DEC205-Targeting mRNA Cancer Vaccines for Enhanced Antigen Presentation in Dendritic and Tumor Cells

Abstract

Introduction: Genetic alterations in cancer produce neoantigens that can elicit robust anticancer immune responses when effectively presented to T cells. However, the immunosuppressive tumor microenvironment often hampers antigen presentation, contributing to immune evasion. Although lipid nanoparticle (LNP)-based mRNA cancer vaccines have shown promise in delivering neoantigen-encoded mRNA, their tendency to accumulate in the liver diminishes tumor-specific antigen presentation and antitumor efficacy. To overcome this limitation, the current study employs a novel “Grab Antibody” (GrAb) approach, where apolipoprotein A1 is fused to the Fc domain of a DEC-205 antibody (NLDC145). DEC-205, known to be highly expressed on both dendritic cells (DCs) and various cancers, facilitates receptor-mediated delivery of mRNA to these crucial cell populations. By simply mixing GrAb and LNPs, the apolipoprotein moiety anchors the antibody on the LNP surface, enabling dual targeting while circumventing conventional chemical conjugation pitfalls.

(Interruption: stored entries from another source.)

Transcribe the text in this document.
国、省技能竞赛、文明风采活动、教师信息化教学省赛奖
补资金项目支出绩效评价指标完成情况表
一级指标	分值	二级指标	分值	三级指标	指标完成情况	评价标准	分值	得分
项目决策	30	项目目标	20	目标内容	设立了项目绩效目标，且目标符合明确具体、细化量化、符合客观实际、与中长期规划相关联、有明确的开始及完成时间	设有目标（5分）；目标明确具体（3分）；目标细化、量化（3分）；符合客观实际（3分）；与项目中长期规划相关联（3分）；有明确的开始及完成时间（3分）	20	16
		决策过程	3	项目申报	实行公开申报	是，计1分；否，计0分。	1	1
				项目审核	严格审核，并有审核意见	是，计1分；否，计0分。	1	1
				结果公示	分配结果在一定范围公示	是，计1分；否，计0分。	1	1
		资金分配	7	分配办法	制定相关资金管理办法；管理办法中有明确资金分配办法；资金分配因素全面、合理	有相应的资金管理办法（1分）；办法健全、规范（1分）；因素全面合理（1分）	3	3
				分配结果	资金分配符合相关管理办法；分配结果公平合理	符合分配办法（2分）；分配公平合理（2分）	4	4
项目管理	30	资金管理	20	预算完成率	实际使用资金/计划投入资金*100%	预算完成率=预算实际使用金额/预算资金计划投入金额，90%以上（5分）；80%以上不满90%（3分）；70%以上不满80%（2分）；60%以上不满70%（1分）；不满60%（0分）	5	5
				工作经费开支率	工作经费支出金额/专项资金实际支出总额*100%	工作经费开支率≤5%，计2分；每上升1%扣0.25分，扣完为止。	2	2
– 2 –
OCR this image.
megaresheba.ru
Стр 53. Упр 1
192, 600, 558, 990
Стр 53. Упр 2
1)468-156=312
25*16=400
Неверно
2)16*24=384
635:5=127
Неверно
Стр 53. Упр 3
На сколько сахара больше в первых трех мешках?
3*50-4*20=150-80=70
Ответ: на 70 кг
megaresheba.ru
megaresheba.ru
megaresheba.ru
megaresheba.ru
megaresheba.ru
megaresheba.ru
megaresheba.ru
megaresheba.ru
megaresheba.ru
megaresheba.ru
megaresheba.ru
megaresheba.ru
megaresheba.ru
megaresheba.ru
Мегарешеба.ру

Results: DEC-205-functionalized LNPs (dLNPs) retained a spherical morphology similar to control LNPs (cLNPs) (Fig. 1B). In DEC-205-expressing MutuDC1940 DCs, dLNPs prompted receptor-mediated endocytosis, evidenced by a dose-dependent reduction in surface DEC-205 (Fig. 1C). Flow cytometry and confocal microscopy confirmed that dLNPs significantly enhanced mRNA (FLuc) uptake and translation in both DCs and MC38 colorectal cancer cells, effects abrogated by DEC-205 pre-blocking (Fig. 1D？F). In vivo, dLNPs administered to MC38 tumor-bearing mice exhibited stronger tumor and tumor-draining lymph node localization compared to cLNPs or isotype-control LNPs (iLNPs), while reducing liver accumulation (Fig. 1G？I). Using CpG plus ovalbumin (OVA) mRNA as a model vaccine, dLNP-treated cells displayed increased MHC class I presentation of OVA peptides (Fig. 1J), leading to robust antitumor effects in MC38 tumor-bearing mice (Fig. 1K). Immune profiling revealed elevated DC maturation, effector memory CD8+ T cell expansion, and higher infiltration of DCs, macrophages, and cytotoxic T cells in tumors (Fig. 1L？N). Notably, IFNγ production was also enhanced, indicating a potent T cell response (Fig. 1O). Although cLNPs induced liver toxicity (Fig. 1Q), dLNPs demonstrated no significant toxicity, as confirmed by normal blood chemistry (Fig. 1P). These findings highlight the potential of DEC-205-targeting GrAb LNPs for dual delivery of mRNA to DCs and tumor cells, resulting in improved antigen presentation, enhanced immune activation, and reduced off-target effects.